I'm not the kind of person who wants his writing just kept to himself. It's a good feeling to have people looking over my shoulder, checking up on my thoughts and throwing input this way or that. So I don't think I'm ever going to be able to just throw stuff into a bound journal and stash it away in a drawer for nobody in the world but me to see. (Maybe this does mean that I'm an egomaniac, I dunno.)
But, on the flip side: When I do start to get traction, and I feel like I have to write something to keep people happy, or to keep the front page of a blog from going empty, that's when the writing starts to suck.
I have heard arguments from many folk that "you should just write to get our emotions out; the world starts to make more sense when you see your thoughts on paper, or on screen, or whatever." And I have sympathy for that line of thinking. If I honestly felt that I could simply turn off the barrier between "public" and "private" without any repercussions, I would.
Unfortunately, because I'm a professor (and a professor with a history of not handling relationships among humans well, to boot), I see repercussions every which way up and down the pike. (And even using that phrase "down the pike", I've invoked a semi-private gag between me and the Academic Bowl people. Being overanalytical does not help matters.)
I think this is why I turned to the soccer writing as intently as I did when I stopped the personal-blogging last time - I think I had the illusion that writing about soccer meant not having to deal with the human element. Escapism, and all that.
Except that I find myself encountering the same problems dealing with humans there that I do otherwise.
Of course, the whole soccer-blogging angle has created a weight of expectation with that as well. And we're back there.
I should know better than to write stuff like this at 6:00 AM. It's hardly ever rational. But it's better than I've been able to do all week, so Merry Christmas and stuff.
Posted by Chuck at March 27, 2005 05:48 AM
Comments
i have this problem occasionally too. you can tell because my xanga starts filling up with several days worth of entries of mindless quizzes and pointless survies (which i realize would have no point here--i only do them because i don't like going a day without posting anything-call it OCD)
anyway, please don't feel obligated to write in here because you are worried the screen will go blank (even if some of us harass you to write, it's only with good intentions...yeah yeah, they pave the road to hell, i'm well aware)
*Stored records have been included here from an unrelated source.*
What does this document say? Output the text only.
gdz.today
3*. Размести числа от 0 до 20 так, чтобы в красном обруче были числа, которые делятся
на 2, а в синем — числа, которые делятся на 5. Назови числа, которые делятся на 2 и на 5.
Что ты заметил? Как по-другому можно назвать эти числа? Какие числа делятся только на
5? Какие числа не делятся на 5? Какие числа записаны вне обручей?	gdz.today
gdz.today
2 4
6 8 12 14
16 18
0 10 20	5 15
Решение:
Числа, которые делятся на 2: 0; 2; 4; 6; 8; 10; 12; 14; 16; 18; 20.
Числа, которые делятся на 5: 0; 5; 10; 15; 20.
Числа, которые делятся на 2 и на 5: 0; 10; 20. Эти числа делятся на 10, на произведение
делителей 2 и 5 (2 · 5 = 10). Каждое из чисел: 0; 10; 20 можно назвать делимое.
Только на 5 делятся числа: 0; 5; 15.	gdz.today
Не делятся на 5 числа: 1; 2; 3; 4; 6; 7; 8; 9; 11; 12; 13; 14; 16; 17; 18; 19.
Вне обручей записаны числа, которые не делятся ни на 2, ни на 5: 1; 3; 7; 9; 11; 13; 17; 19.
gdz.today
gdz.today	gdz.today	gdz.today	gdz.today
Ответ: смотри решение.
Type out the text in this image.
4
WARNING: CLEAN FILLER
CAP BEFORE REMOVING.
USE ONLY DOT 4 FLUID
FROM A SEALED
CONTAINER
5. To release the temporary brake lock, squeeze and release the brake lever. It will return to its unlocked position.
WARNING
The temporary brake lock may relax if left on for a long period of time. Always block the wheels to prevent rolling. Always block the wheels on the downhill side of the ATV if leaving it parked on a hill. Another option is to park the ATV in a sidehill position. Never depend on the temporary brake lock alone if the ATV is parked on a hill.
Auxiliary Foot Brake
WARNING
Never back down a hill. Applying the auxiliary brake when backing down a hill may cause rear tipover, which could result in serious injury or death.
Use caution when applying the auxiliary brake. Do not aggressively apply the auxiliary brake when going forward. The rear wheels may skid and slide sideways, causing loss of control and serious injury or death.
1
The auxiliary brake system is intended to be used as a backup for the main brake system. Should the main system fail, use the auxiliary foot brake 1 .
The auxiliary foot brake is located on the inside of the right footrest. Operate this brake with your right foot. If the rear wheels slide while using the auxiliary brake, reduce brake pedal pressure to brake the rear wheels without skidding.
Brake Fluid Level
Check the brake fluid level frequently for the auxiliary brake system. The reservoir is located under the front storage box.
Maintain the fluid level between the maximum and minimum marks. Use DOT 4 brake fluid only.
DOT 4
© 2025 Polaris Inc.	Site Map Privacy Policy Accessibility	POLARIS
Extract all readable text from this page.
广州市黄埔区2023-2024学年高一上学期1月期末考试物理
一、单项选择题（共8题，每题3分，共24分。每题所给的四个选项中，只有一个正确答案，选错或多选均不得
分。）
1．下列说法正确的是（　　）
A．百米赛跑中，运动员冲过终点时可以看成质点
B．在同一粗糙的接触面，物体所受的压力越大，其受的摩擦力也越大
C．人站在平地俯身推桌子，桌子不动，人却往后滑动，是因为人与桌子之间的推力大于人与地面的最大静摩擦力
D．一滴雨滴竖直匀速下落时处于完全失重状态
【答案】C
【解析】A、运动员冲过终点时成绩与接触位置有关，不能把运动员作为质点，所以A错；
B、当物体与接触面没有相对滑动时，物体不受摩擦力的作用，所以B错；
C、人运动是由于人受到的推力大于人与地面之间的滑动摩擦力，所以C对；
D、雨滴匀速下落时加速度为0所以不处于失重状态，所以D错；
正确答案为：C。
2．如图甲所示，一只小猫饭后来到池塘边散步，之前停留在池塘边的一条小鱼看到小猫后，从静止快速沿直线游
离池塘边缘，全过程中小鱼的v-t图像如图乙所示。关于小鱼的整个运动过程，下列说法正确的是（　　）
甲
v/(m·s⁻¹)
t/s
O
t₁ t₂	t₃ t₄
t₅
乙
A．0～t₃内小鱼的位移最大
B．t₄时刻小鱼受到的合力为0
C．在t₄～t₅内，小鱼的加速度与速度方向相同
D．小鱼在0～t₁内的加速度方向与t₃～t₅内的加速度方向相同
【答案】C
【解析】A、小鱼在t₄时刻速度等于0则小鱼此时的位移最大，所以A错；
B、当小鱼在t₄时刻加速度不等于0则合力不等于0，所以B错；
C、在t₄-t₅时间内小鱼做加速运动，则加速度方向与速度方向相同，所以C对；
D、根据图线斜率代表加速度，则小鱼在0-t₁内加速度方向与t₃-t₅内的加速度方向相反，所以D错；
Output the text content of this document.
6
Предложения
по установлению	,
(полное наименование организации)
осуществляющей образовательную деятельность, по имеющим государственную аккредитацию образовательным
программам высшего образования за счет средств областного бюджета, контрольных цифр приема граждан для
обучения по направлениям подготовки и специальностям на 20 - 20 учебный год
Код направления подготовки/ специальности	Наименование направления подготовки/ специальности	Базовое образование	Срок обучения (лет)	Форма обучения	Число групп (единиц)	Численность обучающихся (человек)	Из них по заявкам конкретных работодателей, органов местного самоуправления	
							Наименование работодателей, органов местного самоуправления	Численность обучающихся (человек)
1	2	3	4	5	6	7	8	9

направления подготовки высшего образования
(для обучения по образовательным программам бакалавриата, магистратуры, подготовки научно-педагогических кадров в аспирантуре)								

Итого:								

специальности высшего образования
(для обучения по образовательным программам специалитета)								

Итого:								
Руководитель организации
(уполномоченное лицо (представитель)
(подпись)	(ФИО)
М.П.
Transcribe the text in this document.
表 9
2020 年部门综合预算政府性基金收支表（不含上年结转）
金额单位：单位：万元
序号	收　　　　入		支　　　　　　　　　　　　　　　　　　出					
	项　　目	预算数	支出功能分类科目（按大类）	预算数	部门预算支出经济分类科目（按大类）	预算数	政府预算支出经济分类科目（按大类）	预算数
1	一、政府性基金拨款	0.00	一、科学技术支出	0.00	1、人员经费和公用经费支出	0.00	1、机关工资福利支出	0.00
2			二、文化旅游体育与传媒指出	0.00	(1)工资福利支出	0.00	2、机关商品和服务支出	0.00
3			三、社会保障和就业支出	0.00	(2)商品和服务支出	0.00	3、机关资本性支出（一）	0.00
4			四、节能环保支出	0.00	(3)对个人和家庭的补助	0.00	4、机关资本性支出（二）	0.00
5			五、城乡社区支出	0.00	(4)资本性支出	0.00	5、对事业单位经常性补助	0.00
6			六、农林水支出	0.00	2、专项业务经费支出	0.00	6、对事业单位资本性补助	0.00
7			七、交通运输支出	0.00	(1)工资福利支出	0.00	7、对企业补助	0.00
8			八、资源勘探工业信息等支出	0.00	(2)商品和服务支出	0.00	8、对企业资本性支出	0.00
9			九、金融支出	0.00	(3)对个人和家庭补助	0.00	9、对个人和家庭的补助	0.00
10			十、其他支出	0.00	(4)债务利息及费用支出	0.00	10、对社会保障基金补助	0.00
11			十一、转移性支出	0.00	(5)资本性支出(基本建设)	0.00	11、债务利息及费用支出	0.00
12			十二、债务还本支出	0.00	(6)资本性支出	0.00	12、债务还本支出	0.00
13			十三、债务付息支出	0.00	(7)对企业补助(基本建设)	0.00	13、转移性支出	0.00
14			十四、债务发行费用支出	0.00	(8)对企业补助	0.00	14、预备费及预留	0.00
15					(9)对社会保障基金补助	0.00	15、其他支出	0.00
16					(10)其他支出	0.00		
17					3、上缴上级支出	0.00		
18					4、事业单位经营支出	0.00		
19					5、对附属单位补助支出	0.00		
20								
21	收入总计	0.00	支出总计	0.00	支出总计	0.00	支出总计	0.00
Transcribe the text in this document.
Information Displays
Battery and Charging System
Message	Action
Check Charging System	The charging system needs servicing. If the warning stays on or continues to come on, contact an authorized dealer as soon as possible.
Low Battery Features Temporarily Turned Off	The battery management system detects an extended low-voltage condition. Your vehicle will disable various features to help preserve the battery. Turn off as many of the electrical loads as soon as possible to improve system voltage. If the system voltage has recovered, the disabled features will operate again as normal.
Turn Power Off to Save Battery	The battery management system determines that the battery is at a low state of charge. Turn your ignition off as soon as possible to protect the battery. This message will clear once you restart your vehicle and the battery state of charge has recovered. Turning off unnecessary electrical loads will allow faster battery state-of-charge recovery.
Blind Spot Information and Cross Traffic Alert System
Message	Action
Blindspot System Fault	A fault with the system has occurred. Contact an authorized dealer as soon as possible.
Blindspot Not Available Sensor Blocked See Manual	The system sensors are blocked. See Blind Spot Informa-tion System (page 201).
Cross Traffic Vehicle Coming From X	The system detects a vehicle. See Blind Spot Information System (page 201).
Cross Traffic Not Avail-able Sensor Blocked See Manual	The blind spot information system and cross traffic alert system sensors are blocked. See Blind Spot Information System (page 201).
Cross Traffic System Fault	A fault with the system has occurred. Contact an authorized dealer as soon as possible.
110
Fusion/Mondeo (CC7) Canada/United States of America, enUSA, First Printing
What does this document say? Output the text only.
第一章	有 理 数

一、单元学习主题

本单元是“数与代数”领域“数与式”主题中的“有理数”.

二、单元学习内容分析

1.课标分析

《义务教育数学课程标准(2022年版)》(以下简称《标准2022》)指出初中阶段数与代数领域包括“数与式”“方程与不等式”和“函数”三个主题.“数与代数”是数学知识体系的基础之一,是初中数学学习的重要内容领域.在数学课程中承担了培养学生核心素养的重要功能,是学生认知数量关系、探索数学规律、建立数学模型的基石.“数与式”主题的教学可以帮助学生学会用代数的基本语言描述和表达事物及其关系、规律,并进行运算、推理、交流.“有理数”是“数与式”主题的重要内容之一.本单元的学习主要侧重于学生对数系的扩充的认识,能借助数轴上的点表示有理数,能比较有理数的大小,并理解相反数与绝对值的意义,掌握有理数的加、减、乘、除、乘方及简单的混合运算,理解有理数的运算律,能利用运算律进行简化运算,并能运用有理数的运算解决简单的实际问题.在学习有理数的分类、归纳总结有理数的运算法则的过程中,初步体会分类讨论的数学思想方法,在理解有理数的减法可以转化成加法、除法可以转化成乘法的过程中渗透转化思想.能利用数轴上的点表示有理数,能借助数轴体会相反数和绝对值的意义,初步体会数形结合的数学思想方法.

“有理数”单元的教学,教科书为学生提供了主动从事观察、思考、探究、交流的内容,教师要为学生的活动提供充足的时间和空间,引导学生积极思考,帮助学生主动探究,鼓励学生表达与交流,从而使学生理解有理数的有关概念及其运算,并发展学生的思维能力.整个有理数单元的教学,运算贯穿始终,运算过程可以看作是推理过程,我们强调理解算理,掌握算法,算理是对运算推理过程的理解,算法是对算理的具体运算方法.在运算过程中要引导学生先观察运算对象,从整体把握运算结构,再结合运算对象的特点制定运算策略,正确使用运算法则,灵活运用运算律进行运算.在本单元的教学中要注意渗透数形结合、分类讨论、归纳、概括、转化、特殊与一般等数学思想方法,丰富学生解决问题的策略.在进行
rachel gave me great advice once (well more than once, but this is the result of once) to write without thinking about the end product, or the subject, or the people who will read it. this is hard, i know. afterwards, however, you can clean it up as you see fit, but you have most likely gotten out whatever was rattling around inside you and/or written some sort of entry
yay for the longest comment ever--sorry to take up all your space!
Posted by: Celestia at March 27, 2005 12:44 PM
I get it all the time. I go through week-long lulls where nothing I'm about to post seems substantial enough (as if "enough" is a discrete value defined by some standards board) and I can't muster up the will to write more. That's when i'ts nice to recall that I can just paste in some stupid quiz results, or take the month off, or whatever I like. For the people who are close to me and MUST communicate, there's email. *grin*
Posted by: Jeff at March 27, 2005 12:57 PM
As a future-novelist-wanna-be, writing should not be about expectation, especially in a blogging/journaling type setting. It is simply a means to let your thoughts wander and finally arrive at the key issue that is bothering you. It is also a way to get things off of your mind, which is something we all need. If you have nothing to say that day, then don't say anything. Don't let it bother you. When you do have something to say, the urge to write will come (at least, that's how it works for me). That's when you follow that urge and write to your heart's content.